I left it to rest for an hour while I ran around and did other things, like moving the cows into the clover.

The butterflies are here. My wheat fields are resting under a blanket of red clover! Beautiful.

After the rest period (autolyze) I scooped the dough out onto the counter, sprinkled 1 tablespoon of yeast on top (I left my mini scales at the mill and was too hungry to run back for them - don't tell anyone). I folded the yeast in, then flattened the dough out, poked holes in it with wet fingers and sprinkled 1 tablespoon of salt onto the dough then folded that in. Another rest for 30 minutes while I picked tomatoes from the kitchen’s garden, then I lightly stretched and folded the dough one more time.

I placed the dough into an oily bowl, covered it with a damp cloth and left it on the counter in the summer heat (I do not have air conditioning) to rise for three to four hours. (This rise has so many variables so use your judgement).

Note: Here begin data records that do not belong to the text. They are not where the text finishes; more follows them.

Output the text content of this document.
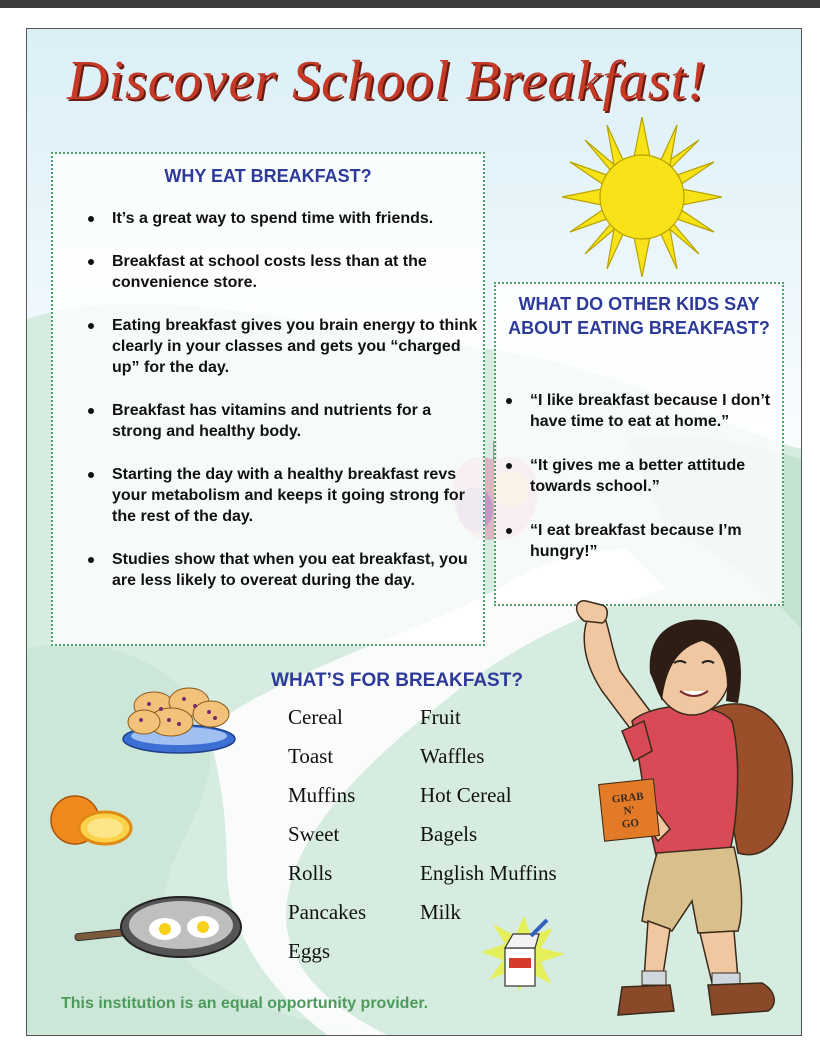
Discover School Breakfast!
WHY EAT BREAKFAST?
It’s a great way to spend time with friends.
Breakfast at school costs less than at the convenience store.
Eating breakfast gives you brain energy to think clearly in your classes and gets you “charged up” for the day.
Breakfast has vitamins and nutrients for a strong and healthy body.
Starting the day with a healthy breakfast revs your metabolism and keeps it going strong for the rest of the day.
Studies show that when you eat breakfast, you are less likely to overeat during the day.
WHAT DO OTHER KIDS SAY ABOUT EATING BREAKFAST?
“I like breakfast because I don’t have time to eat at home.”
“It gives me a better attitude towards school.”
“I eat breakfast because I’m hungry!”
WHAT’S FOR BREAKFAST?
Cereal	Fruit
Toast	Waffles
Muffins	Hot Cereal
Sweet	Bagels
Rolls	English Muffins
Pancakes	Milk
Eggs
GRAB
N'
GO
This institution is an equal opportunity provider.
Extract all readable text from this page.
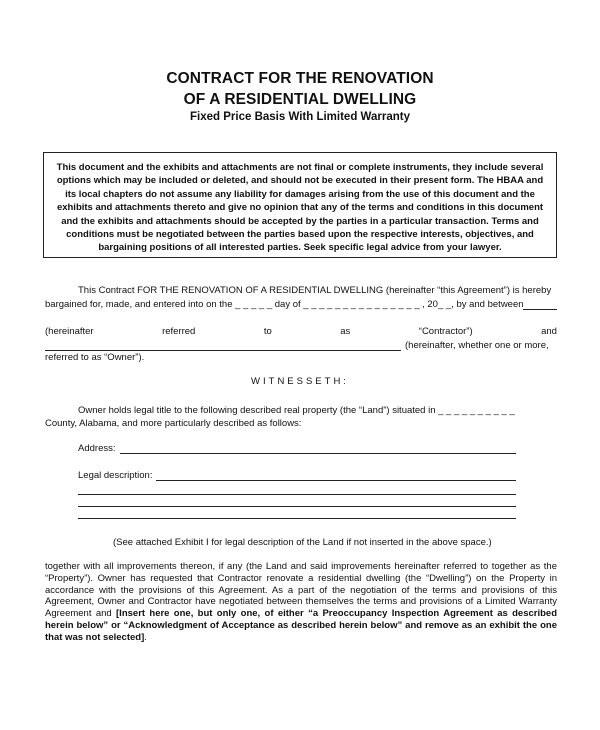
CONTRACT FOR THE RENOVATION
OF A RESIDENTIAL DWELLING
Fixed Price Basis With Limited Warranty
This document and the exhibits and attachments are not final or complete instruments, they include several options which may be included or deleted, and should not be executed in their present form. The HBAA and its local chapters do not assume any liability for damages arising from the use of this document and the exhibits and attachments thereto and give no opinion that any of the terms and conditions in this document and the exhibits and attachments should be accepted by the parties in a particular transaction. Terms and conditions must be negotiated between the parties based upon the respective interests, objectives, and bargaining positions of all interested parties. Seek specific legal advice from your lawyer.
This Contract FOR THE RENOVATION OF A RESIDENTIAL DWELLING (hereinafter “this Agreement”) is hereby
bargained for, made, and entered into on the _ _ _ _ _ day of _ _ _ _ _ _ _ _ _ _ _ _ _ _ _ , 20_ _, by and between
(hereinafter	referred	to	as	“Contractor”)	and
(hereinafter, whether one or more,
referred to as “Owner”).
WITNESSETH:
Owner holds legal title to the following described real property (the “Land”) situated in _ _ _ _ _ _ _ _ _ _
County, Alabama, and more particularly described as follows:
Address:
Legal description:
(See attached Exhibit I for legal description of the Land if not inserted in the above space.)
together with all improvements thereon, if any (the Land and said improvements hereinafter referred to together as the “Property”). Owner has requested that Contractor renovate a residential dwelling (the “Dwelling”) on the Property in accordance with the provisions of this Agreement. As a part of the negotiation of the terms and provisions of this Agreement, Owner and Contractor have negotiated between themselves the terms and provisions of a Limited Warranty Agreement and [Insert here one, but only one, of either “a Preoccupancy Inspection Agreement as described herein below” or “Acknowledgment of Acceptance as described herein below” and remove as an exhibit the one that was not selected].
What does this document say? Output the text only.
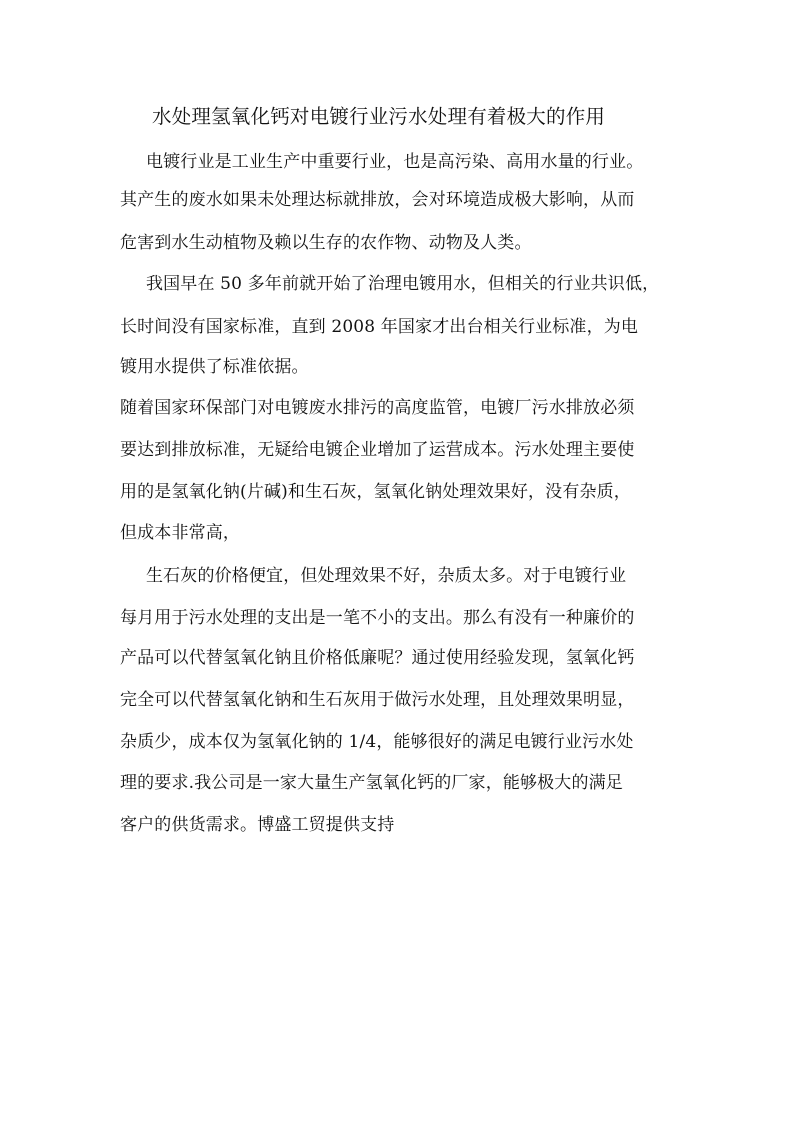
水处理氢氧化钙对电镀行业污水处理有着极大的作用
电镀行业是工业生产中重要行业，也是高污染、高用水量的行业。
其产生的废水如果未处理达标就排放，会对环境造成极大影响，从而
危害到水生动植物及赖以生存的农作物、动物及人类。
我国早在 50 多年前就开始了治理电镀用水，但相关的行业共识低，
长时间没有国家标准，直到 2008 年国家才出台相关行业标准，为电
镀用水提供了标准依据。
随着国家环保部门对电镀废水排污的高度监管，电镀厂污水排放必须
要达到排放标准，无疑给电镀企业增加了运营成本。污水处理主要使
用的是氢氧化钠(片碱)和生石灰，氢氧化钠处理效果好，没有杂质，
但成本非常高，
生石灰的价格便宜，但处理效果不好，杂质太多。对于电镀行业
每月用于污水处理的支出是一笔不小的支出。那么有没有一种廉价的
产品可以代替氢氧化钠且价格低廉呢？通过使用经验发现，氢氧化钙
完全可以代替氢氧化钠和生石灰用于做污水处理，且处理效果明显，
杂质少，成本仅为氢氧化钠的 1/4，能够很好的满足电镀行业污水处
理的要求.我公司是一家大量生产氢氧化钙的厂家，能够极大的满足
客户的供货需求。博盛工贸提供支持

After the long rise I turned the oven on to 500F. ( Make sure all the cast iron is already loaded. I have bricks in the base of my old oven too so it all takes a while to heat up).

I divided and shaped the loaves, dragged them around the counter to tighten them up, rested them seam side up in the floury bannetons, and an hour later, when the oven was heated up, I scored and baked the loaves at 500F for 25 mins - lid on and then 20 mins - lid off. One loaf in the Challenger, and one in the Dutch Oven that I found in my mother-in-laws basement.

Voila. Bread. I was literally standing, with a knife and my butter and my warm freshly picked tomato, listening to the bread sing as it cooled. It did not get very cool!

I love this Italian peasant style of baking. Flour. Yeast. Salt. Water. No fuss. No fancy notions. Feel your dough with your fingers. Let the dough talk to you. And bake some ordinary good bread.

Other good flours for this loaf are Janie’s Mill Sifted Artisan or Italian Style Pizza Flour.